Blood tests are routine in the treatment of chronic myeloid leukemia. Hear how one patient learned how to follow her treatment progress by studying her complicated lab tests.

Medically Reviewed On: June 16, 2008

Webcast Transcript


HARMONY: It was a whole new vocabulary for me, from high school biology, you know, "There are white cells, there are red cells." That's kind of where I started with it. And then, as with any new adventure, which this has turned out to be, there's a vocabulary that's gained over time and an understanding of how things work together.
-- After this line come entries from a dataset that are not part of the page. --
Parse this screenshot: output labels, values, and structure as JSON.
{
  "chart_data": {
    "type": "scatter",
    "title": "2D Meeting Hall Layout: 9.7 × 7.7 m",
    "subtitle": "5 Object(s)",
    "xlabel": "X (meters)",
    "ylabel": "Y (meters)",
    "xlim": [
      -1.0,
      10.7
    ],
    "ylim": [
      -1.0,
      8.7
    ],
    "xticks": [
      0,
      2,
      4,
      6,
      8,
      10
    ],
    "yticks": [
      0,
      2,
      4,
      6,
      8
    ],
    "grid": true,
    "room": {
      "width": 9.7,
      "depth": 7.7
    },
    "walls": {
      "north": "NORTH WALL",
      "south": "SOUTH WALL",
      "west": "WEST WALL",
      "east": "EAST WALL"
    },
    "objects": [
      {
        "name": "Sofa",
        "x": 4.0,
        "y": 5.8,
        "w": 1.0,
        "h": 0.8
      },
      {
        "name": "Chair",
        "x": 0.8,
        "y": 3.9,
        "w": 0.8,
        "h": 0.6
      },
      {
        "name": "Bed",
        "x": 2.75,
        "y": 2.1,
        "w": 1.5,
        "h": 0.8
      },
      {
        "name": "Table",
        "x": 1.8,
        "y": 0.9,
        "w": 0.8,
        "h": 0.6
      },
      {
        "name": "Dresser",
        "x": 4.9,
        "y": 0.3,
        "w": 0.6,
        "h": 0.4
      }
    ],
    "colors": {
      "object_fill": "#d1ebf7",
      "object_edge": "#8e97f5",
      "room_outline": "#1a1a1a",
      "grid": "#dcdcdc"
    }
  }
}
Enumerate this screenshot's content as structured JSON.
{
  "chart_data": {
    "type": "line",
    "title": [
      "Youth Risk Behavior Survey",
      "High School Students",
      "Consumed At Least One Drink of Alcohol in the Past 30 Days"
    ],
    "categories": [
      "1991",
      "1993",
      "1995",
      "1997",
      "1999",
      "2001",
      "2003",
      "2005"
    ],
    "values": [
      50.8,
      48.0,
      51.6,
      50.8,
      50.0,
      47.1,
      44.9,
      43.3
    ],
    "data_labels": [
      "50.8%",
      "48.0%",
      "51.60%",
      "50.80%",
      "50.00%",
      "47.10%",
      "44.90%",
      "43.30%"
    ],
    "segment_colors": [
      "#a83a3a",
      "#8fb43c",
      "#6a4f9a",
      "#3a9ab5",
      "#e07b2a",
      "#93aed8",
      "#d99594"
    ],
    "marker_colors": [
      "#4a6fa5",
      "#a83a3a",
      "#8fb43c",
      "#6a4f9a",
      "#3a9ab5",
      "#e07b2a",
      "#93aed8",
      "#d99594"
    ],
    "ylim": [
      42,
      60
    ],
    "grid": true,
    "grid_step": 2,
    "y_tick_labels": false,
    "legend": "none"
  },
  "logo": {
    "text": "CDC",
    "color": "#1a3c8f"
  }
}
ANNOUNCER: Harmony George Jaursch's learning curve started just as the winter rains of Portland, Oregon, were clearing for spring.

HARMONY: It was May of 2000, and I noticed a lump in my abdomen. And at that time, I had kind of a stomachache that day and I thought, "Oh, you know, something's up with that," and I waited two or three days and went to the doc.

MICHAEL MAURO, MD: Well, once they recognized that her spleen was enlarged, she did have some standard blood work done, and her white blood cell count was very elevated. At presentation it was about 175,000, and normal is about 5,000 to 10,000. As well, her platelet count was measured and was also elevated. Not terribly high, but, I believe, in the 600,000 to 700,000 range. So she had many of the classic presenting signs and symptoms for CML.

HARMONY: Well, pretty panicked. I had at that time my boys, our twin boys, were two and a half. And the median life expectancy with CML at that time was six years. So that was pretty tough stuff to deal with. And there was a brief moment of "Why me?" and then a long time of, "What next?" "What to do now?"

ANNOUNCER: Harmony was young enough when diagnosed with CML, or chronic myeloid leukemia, that she and her doctors could consider the only "cure" for the disease: a bone marrow transplant.

But then a donor fell through, and Harmony re-evaluated her options, for transplants are risky.

HARMONY: I discovered through, actually through the Internet, that there were some trials being done here on a really promising treatment for exactly what I had, and the doctor that I'd been talking to about the bone marrow transplant was familiar with those trials.

ANNOUNCER: The drug was Gleevec, known then as STI-571. Harmony joined the study and, by the luck of the draw, was placed on Gleevec rather than on the traditional treatments of interferon and ARA-C.

MICHAEL MAURO, MD: And within a few weeks' time she saw normalization of her blood counts, which is right on target. And that was the first good sign.

HARMONY: When my results came back and it was within a month that my disease was beating a very hasty retreat, it was a tremendous relief to me.

ANNOUNCER: Those first tests were important, but other therapies usually accomplish the same thing: a normalization of blood counts.

A more significant finding would come with tests that checked for signs of the abnormal Philadelphia chromosome. That took more time.